"I week or so ago, I volunteered to do some networking for a
small local church that runs a coffee shop as a community outreach
program. In addition to having the best coffee in town, the church
wanted to provide free Wi-Fi. But, because this is primarily a
church outreach, the project leaders obviously were concerned about
being able to filter inappropriate Web activity. My plan was to
install a WRT54 router and flash it with DD-WRT or OpenWRT, so that
I could install a content filter such as DansGuardian. I wasn't
very excited about having to maintain the content blocking
mechanism though. Content blocking is a difficult, sometimes ugly
job, and the church didn't have a budget to pay for even an
inexpensive filtering service.
"While researching the final configuration, I came upon a link
to OpenDNS. I like "Open" and I like "DNS," so I clicked on the
link out of curiosity, never expecting that this service would be a
simple and complete solution to my content filtering problem.

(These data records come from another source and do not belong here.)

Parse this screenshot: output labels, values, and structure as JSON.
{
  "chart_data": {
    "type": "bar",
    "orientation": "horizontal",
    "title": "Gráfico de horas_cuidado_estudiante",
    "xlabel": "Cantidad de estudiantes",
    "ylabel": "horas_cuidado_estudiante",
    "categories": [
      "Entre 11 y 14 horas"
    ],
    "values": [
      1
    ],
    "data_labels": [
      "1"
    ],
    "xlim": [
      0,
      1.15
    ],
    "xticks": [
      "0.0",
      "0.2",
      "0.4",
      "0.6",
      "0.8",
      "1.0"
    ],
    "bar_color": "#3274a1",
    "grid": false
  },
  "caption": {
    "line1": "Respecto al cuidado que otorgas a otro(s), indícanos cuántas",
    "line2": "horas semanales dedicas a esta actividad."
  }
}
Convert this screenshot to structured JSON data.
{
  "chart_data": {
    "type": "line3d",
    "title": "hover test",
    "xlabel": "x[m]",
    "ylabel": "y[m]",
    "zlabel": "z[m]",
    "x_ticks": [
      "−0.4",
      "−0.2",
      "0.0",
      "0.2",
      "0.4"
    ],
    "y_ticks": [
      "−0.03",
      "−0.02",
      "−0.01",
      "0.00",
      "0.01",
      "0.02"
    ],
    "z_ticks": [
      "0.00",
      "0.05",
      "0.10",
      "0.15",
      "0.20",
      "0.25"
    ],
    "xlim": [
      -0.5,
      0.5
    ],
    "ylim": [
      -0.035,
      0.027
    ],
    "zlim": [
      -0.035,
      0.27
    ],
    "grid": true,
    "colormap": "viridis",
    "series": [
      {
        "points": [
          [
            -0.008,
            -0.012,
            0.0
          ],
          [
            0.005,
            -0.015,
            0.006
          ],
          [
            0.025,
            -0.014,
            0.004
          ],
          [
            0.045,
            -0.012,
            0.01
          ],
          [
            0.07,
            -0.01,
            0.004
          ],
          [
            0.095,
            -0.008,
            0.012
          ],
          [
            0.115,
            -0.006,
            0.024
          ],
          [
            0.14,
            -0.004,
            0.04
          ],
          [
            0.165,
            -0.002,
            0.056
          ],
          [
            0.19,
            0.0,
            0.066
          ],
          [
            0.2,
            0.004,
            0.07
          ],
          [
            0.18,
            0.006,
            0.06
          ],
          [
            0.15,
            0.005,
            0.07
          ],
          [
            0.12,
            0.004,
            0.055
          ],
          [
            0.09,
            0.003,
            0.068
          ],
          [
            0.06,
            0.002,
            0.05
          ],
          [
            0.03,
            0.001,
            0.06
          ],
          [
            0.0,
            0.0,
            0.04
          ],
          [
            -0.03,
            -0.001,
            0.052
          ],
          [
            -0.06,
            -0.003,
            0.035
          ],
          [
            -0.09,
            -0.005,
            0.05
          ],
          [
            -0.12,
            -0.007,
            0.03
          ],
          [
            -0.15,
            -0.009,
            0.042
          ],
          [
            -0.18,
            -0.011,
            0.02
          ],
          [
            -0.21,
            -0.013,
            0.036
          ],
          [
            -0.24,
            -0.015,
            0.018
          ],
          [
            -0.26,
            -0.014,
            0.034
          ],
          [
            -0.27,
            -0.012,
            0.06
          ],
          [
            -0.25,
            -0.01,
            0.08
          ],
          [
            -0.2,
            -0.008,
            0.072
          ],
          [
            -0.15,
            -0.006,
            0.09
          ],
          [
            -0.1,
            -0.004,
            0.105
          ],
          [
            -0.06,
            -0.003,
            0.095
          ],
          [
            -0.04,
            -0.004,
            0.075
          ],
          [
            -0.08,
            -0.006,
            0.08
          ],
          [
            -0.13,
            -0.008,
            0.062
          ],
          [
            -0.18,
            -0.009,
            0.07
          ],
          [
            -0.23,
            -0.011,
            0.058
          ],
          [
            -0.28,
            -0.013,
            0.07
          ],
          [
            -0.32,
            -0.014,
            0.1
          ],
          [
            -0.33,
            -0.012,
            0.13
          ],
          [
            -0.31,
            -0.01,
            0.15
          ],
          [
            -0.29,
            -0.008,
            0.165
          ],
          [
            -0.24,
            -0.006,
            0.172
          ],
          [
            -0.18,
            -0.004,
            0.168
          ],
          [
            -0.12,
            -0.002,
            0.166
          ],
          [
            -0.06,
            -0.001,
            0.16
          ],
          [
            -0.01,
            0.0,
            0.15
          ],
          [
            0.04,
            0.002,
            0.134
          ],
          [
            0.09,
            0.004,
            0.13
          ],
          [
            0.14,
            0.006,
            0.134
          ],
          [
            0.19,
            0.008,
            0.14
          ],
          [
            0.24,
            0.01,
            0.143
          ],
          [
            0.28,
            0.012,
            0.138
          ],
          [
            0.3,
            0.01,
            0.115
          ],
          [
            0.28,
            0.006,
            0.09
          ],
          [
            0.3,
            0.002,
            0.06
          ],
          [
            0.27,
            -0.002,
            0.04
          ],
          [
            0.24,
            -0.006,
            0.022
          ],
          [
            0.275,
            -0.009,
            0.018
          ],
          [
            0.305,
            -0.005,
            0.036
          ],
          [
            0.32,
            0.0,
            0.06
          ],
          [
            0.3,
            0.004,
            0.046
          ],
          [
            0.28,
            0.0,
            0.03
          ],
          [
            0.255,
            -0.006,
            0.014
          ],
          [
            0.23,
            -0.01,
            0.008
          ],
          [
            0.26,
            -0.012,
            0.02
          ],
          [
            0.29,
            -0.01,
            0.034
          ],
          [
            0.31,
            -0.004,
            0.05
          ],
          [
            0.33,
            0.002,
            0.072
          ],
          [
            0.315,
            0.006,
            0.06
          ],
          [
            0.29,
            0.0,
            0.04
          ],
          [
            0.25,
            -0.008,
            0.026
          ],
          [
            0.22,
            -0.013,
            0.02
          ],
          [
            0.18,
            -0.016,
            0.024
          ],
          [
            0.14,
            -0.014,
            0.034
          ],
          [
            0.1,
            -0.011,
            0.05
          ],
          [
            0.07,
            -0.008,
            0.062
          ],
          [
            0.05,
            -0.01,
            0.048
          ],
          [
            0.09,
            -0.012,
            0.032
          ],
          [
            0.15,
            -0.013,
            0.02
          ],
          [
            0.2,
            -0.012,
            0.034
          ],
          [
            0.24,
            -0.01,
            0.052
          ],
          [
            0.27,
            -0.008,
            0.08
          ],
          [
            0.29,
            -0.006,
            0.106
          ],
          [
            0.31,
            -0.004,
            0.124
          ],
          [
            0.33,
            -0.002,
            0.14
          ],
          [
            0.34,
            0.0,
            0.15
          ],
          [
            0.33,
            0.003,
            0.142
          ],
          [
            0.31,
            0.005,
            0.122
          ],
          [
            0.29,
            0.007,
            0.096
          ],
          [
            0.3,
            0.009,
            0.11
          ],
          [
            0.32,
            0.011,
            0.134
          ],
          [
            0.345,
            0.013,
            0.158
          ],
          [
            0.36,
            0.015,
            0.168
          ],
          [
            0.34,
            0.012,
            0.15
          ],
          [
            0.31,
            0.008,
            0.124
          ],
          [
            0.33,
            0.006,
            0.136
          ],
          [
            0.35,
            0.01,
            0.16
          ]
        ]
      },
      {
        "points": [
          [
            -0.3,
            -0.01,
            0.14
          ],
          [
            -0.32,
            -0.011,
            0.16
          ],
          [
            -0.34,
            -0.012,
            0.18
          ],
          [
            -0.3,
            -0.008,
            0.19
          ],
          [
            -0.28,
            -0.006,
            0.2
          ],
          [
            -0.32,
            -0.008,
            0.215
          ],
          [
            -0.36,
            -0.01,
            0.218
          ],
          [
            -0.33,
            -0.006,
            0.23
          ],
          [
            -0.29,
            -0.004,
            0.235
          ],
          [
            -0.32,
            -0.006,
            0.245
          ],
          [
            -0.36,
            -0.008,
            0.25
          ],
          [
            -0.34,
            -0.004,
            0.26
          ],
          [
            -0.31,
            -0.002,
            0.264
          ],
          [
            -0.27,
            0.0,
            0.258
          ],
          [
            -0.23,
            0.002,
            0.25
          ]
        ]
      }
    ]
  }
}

OpenDNS is a free service that enables you to block content you
deem inappropriate at the DNS level. There's no need for any proxy
configuration on either the client or the server. All you have to
do is arrange for your servers and clients to use the OpenDNS DNS
servers instead of the DNS servers provided by your Internet
provider. Once that is done, if users try to access a Web site that
provides inappropriate content, they are redirected to an OpenDNS
Web site that tells them the site has been blocked and why."